Marco Pellegrini applies computer techniques in the field of biology, to study how patients’ genes are made and how they work
Marco Pellegrini, Research Director at the Algorithms and Computational Mathematics research unit of the Institute of Informatics and Telematics (IIT-CNR), studied electronic and computer engineering. In his career, he had always been involved in computer science in the classic sense of the term.
“I was studying algorithms and complexity. In the early 2000s, I was doing information retrieval on web pages and videos,” he recalls. Simplifying as much as possible, those who work in information retrieval deal with the management of information (for example, textual information) in order to help the user to find the information they is looking for.
“At a certain point, however, I realized that those same techniques could also be applied in other areas”, says Pellegrini. In particular, on the occasion of a conference in Brussels, Pellegrini realized that some problems of bioinformatics were very similar to those of the web. “In every cell of our body there are about 25,000 genes expressed, an avalanche of data. Some of these genes have characteristics in common. For example, they contribute to the same function”. Computer scientists speak of clustering to describe the grouping of data that have some similarity. And that is exactly what biologists usually do when, in order to study how genes work, they put together those that do the same thing.
In the field of bioinformatics, Pellegrini collaborates with the CNR Institute of Clinical Physiology. “We start from real patient data to improve therapies to fight prostate cancer”.
The research focuses on a drug widely used in this type of cancer, which however has a limit. After some time it ceases to work.

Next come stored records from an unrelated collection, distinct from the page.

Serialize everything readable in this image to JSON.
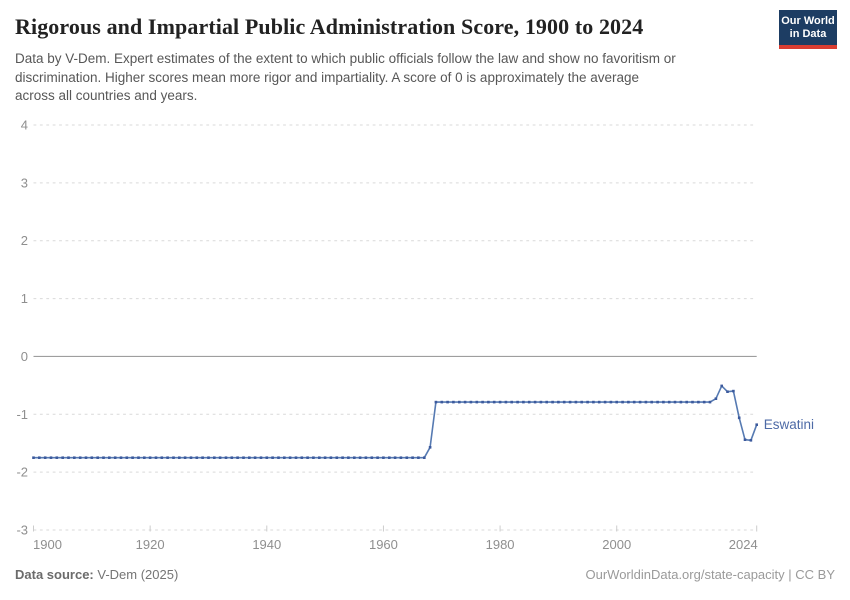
{
  "header": {
    "title": "Rigorous and Impartial Public Administration Score, 1900 to 2024",
    "subtitle_lines": [
      "Data by V-Dem. Expert estimates of the extent to which public officials follow the law and show no favoritism or",
      "discrimination. Higher scores mean more rigor and impartiality. A score of 0 is approximately the average",
      "across all countries and years."
    ],
    "logo": {
      "line1": "Our World",
      "line2": "in Data"
    }
  },
  "footer": {
    "source_label": "Data source:",
    "source_value": " V-Dem (2025)",
    "link": "OurWorldinData.org/state-capacity | CC BY"
  },
  "colors": {
    "line": "#567ab2",
    "marker": "#3c5a9d",
    "entity_label": "#4d6aa6",
    "grid": "#d9d9d9",
    "zero_line": "#9e9e9e",
    "tick": "#cccccc",
    "axis_text": "#8f8f8f",
    "logo_bg": "#1d3d63",
    "logo_stripe": "#d93d32"
  },
  "chart_data": {
    "type": "line",
    "title": "Rigorous and Impartial Public Administration Score, 1900 to 2024",
    "xlabel": "",
    "ylabel": "",
    "xlim": [
      1900,
      2024
    ],
    "ylim": [
      -3,
      4
    ],
    "x_ticks": [
      1900,
      1920,
      1940,
      1960,
      1980,
      2000,
      2024
    ],
    "y_ticks": [
      4,
      3,
      2,
      1,
      0,
      -1,
      -2,
      -3
    ],
    "grid": "dashed-horizontal",
    "legend_position": "end-of-line-label",
    "series": [
      {
        "name": "Eswatini",
        "start_year": 1900,
        "values": [
          -1.75,
          -1.75,
          -1.75,
          -1.75,
          -1.75,
          -1.75,
          -1.75,
          -1.75,
          -1.75,
          -1.75,
          -1.75,
          -1.75,
          -1.75,
          -1.75,
          -1.75,
          -1.75,
          -1.75,
          -1.75,
          -1.75,
          -1.75,
          -1.75,
          -1.75,
          -1.75,
          -1.75,
          -1.75,
          -1.75,
          -1.75,
          -1.75,
          -1.75,
          -1.75,
          -1.75,
          -1.75,
          -1.75,
          -1.75,
          -1.75,
          -1.75,
          -1.75,
          -1.75,
          -1.75,
          -1.75,
          -1.75,
          -1.75,
          -1.75,
          -1.75,
          -1.75,
          -1.75,
          -1.75,
          -1.75,
          -1.75,
          -1.75,
          -1.75,
          -1.75,
          -1.75,
          -1.75,
          -1.75,
          -1.75,
          -1.75,
          -1.75,
          -1.75,
          -1.75,
          -1.75,
          -1.75,
          -1.75,
          -1.75,
          -1.75,
          -1.75,
          -1.75,
          -1.75,
          -1.57,
          -0.79,
          -0.79,
          -0.79,
          -0.79,
          -0.79,
          -0.79,
          -0.79,
          -0.79,
          -0.79,
          -0.79,
          -0.79,
          -0.79,
          -0.79,
          -0.79,
          -0.79,
          -0.79,
          -0.79,
          -0.79,
          -0.79,
          -0.79,
          -0.79,
          -0.79,
          -0.79,
          -0.79,
          -0.79,
          -0.79,
          -0.79,
          -0.79,
          -0.79,
          -0.79,
          -0.79,
          -0.79,
          -0.79,
          -0.79,
          -0.79,
          -0.79,
          -0.79,
          -0.79,
          -0.79,
          -0.79,
          -0.79,
          -0.79,
          -0.79,
          -0.79,
          -0.79,
          -0.79,
          -0.79,
          -0.79,
          -0.73,
          -0.51,
          -0.61,
          -0.6,
          -1.06,
          -1.44,
          -1.45,
          -1.18
        ]
      }
    ]
  }
}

Doctors speak of “resistance” to the drug to indicate this reduction in the effectiveness of a treatment. “The question we are trying to answer is: can you understand in advance if you are about to develop resistance, in order to suspend taking the drug in time?”, explains Pellegrini.
We are in the field of transcriptomics, the discipline that studies the behavior of genes. The experiments involved taking biological material (vials of blood), which is then inserted into machines that perform sequencing. In practice, the machine returns a series of tables describing how the genes are working. By analyzing this data, computer scientists are able to understand which genes are involved in resistance, distinguishing them from the others. “We make a prediction, then it’s up to the biologists to validate the results through clinical studies. But very often we get it right”, he smiles.
To reach concrete results, one must arm oneself with patience, because validation is a long process, made up of continuous exchanges between researchers. This is without losing sight of the awareness that, against certain diseases, every result is essential, even the one that responds to a case record with very low percentages.
Then there is the theme of error. In the analysis techniques developed by the research group, statistics play a leading role. “When we limited ourselves to studying the web, the measurement errors were practically negligible. If you find the word ball in the text, it is very likely that you are talking about football there”, explains Pellegrini. “In the human body, however, things are different. There is a lot of noise that cannot be ignored”.
What is the gene like?
Under the research lens of Pellegrini and colleagues there is not only the functioning of genes. “In transcriptomics, one can see the functioning of genes, like observing an engine. But the dynamics are linked to genomics, which instead describes how genes are made”.
In practice, we take a step back, trying to understand if the gene is there or not, or if there are variations that do not enable it to function properly. For example, in the case of tumors, important variations indicate that that certain genetic function has been altered. “And so that’s where the drug will have to go and act,” explains Pellegrini.
This fascinating challenge is in some ways more difficult. There are 3 billion bases in genomics, compared to 25,000 genes in transcriptomics. “There is a data management problem. In the midst of so much information, finding what I’m looking for is like looking for a needle in a haystack”, he explains.
Many previous and ongoing projects have made it possible to understand more about the mechanisms of very different diseases, such as ALS or Parkinson’s disease.